Об этих отношениях искренности и братства писал и Аргези после возвращения из СССР. И он очень был рад тому, что его чувства совпадают с чувствами, выраженными руководителем компартии и Румынского государства.
«В СССР я встретился со многими выдающимися представителями советского народа и вынес твердое убеждение, что Советский Союз относится к Румынии как к настоящему другу. Все, что я там увидел и услышал, можно выразить одним словом: ДРУЖБА. Живопись наших мастеров пользуется у советских людей большим уважением: ДРУЖБА. Румынская народная музыка и музыка Энеску встречена в театральных и концертных залах бурными овациями: ДРУЖБА. Советские издательства готовят к печати в переводе на русский произведения наших авторов: ДРУЖБА.
Можем ли мы ответить Советскому Союзу чем-либо иным, кроме как этим святым чувством дружбы?»
Для того чтобы подвести черту под длившимся многие десятилетия спором между двумя выдающимися деятелями румынской культуры — Тудором Аргези и Николае Йоргой, автор считает полезным познакомить читателя с признанием Аргези, обнародованным недавно румынской газетой «Luceafarul».

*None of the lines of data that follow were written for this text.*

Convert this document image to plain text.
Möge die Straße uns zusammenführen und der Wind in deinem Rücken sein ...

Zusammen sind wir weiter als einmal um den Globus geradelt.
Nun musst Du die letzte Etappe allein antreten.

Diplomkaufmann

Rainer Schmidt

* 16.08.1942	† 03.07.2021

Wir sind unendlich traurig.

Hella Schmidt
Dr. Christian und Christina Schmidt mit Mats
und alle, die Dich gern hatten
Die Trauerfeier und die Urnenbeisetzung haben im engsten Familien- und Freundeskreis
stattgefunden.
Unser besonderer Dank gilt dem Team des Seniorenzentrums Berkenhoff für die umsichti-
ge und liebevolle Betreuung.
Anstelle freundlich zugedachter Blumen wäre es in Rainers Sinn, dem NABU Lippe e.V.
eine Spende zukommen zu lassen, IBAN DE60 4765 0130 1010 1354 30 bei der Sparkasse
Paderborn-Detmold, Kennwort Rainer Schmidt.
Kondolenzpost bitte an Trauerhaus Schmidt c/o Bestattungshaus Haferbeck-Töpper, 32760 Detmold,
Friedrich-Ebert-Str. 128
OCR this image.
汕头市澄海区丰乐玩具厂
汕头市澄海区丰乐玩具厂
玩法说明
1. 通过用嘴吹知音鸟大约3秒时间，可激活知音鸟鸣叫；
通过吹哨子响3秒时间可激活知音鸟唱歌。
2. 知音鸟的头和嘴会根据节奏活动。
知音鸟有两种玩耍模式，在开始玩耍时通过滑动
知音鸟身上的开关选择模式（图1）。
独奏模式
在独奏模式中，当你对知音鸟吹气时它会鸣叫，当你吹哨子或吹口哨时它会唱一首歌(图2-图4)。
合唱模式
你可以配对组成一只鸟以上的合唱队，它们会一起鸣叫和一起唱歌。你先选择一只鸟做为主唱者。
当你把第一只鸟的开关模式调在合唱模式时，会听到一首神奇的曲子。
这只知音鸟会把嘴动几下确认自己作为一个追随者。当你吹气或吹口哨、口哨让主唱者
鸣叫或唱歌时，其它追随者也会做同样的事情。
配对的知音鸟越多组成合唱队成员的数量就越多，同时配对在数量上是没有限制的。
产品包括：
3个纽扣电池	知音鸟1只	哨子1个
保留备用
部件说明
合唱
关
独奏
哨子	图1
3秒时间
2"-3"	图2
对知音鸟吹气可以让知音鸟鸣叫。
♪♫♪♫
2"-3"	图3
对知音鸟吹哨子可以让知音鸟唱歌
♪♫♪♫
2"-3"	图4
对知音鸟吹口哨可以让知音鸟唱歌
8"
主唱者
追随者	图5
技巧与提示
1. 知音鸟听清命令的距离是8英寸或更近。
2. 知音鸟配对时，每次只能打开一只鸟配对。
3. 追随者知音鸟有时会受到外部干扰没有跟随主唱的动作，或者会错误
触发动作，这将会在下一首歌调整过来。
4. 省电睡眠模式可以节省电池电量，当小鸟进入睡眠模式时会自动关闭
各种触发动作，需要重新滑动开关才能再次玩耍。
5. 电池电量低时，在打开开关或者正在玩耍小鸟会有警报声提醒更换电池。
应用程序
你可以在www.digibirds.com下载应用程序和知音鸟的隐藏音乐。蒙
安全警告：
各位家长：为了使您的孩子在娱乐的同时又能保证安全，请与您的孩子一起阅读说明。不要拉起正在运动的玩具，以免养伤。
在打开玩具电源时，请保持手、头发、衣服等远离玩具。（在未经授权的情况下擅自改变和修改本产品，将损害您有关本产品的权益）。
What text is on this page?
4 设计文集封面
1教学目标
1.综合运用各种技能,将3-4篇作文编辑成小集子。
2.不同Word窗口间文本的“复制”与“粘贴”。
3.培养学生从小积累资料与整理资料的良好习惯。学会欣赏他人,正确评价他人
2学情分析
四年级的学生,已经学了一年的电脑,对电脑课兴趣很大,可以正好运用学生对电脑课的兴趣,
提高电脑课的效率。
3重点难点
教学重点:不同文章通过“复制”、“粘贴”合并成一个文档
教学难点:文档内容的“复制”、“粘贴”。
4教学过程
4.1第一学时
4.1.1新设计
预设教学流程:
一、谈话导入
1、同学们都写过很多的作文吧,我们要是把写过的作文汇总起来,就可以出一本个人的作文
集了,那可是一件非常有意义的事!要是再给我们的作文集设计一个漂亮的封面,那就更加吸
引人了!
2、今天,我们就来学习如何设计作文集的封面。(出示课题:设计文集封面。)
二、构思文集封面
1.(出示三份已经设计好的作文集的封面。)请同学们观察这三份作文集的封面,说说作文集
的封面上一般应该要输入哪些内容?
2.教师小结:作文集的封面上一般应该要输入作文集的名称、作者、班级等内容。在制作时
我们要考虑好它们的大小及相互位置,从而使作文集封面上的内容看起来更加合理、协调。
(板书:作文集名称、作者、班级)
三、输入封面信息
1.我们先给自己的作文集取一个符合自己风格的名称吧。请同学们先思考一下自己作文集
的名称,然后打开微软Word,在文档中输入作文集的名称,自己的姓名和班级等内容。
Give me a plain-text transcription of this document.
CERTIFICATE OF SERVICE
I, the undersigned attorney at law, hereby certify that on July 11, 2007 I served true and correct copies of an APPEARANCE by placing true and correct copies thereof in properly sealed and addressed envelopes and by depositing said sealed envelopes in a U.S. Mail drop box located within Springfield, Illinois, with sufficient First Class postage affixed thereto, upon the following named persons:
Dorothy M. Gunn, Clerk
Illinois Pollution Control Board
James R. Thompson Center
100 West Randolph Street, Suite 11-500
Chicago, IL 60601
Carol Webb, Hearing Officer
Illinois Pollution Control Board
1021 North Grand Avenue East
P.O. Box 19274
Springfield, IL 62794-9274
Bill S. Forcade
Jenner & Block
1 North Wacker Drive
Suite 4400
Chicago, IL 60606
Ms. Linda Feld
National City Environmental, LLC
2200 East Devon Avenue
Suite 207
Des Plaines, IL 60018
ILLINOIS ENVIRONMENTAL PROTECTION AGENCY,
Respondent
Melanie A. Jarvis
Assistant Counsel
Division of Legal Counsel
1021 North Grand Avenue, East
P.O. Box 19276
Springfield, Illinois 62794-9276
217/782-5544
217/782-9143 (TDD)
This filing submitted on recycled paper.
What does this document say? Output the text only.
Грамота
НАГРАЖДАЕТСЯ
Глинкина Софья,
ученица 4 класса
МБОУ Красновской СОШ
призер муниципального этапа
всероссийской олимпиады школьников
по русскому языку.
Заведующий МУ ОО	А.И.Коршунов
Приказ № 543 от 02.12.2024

Литературный критик Василе Нетя приводит неизвестный рассказ великого поэта о его взаимоотношениях с Йоргой. Когда Аргези находился в тюрьме «Вэкэрешть», Йорга принес ему декрет об амнистии, сказав при этомз «Жду вас в редакции. Я хочу превратить «Румынский род» в первую газету страны. С вами я этого непременно добьюсь».
«В редакцию «Румынского рода» я не пошел ни тог-да, ни позже, — рассказывал Аргези. — Йорга злоупотреблял понятием «патриотизм», полемизировал неистово, считаясь только со своим пониманием… Я понимал патриотизм, а заодно и публицистику иначе и поэтому не мог идти к Йорге. Через год или два мы встретились случайно на улице. И он, подняв палец, сказал со значительностью:
— Ваш стул до сих пор свободен. Приходите!
Но я не пошел и на этот раз. Что за этим последовало, известно. Моя литература не нравилась ему совсем. И долгие годы «Румынский род» нападал на меня непрерывно, стремясь изгнать меня из румынской литературы как нечистую силу. Мне преграждали путь к любым премиям, к любому официальному признанию. Некоторое время мне это казалось забавным, но потом все надоело, и я решил отвечать. Сначала в «Записках попугая», затем и в других изданиях. Полемика между нами была резкой, ожесточенной. Я не подозревал, что к Йорге подкрадывался черный смертельный час… Это был ужасный, жестокий час, заставший меня врасплох. Он лишил меня возможности признаться Йорге в чувстве уважения, которое я испытывал к нему всегда. Я мало кого уважал так, как Йоргу, и, можно сказать, даже любил. Это был исключительный человек, пламя страстей бушевало в нем до самого последнего мгновения. Он — настоящая глыба человеческой культуры. Когда узнал о его гибели, я заплакал и всегда буду сожалеть о том, что этот большой ученый так и не узнал о моих настоящих чувствах к нему. И сегодня мне больно, что я принес ему столько огорчений, как досадно и то, что этот ученый из ученых не мог преодолеть те разногласия, которые разделяли нас с такой неизбежностью» («Лучафэрул», 12 мая 1979 г.).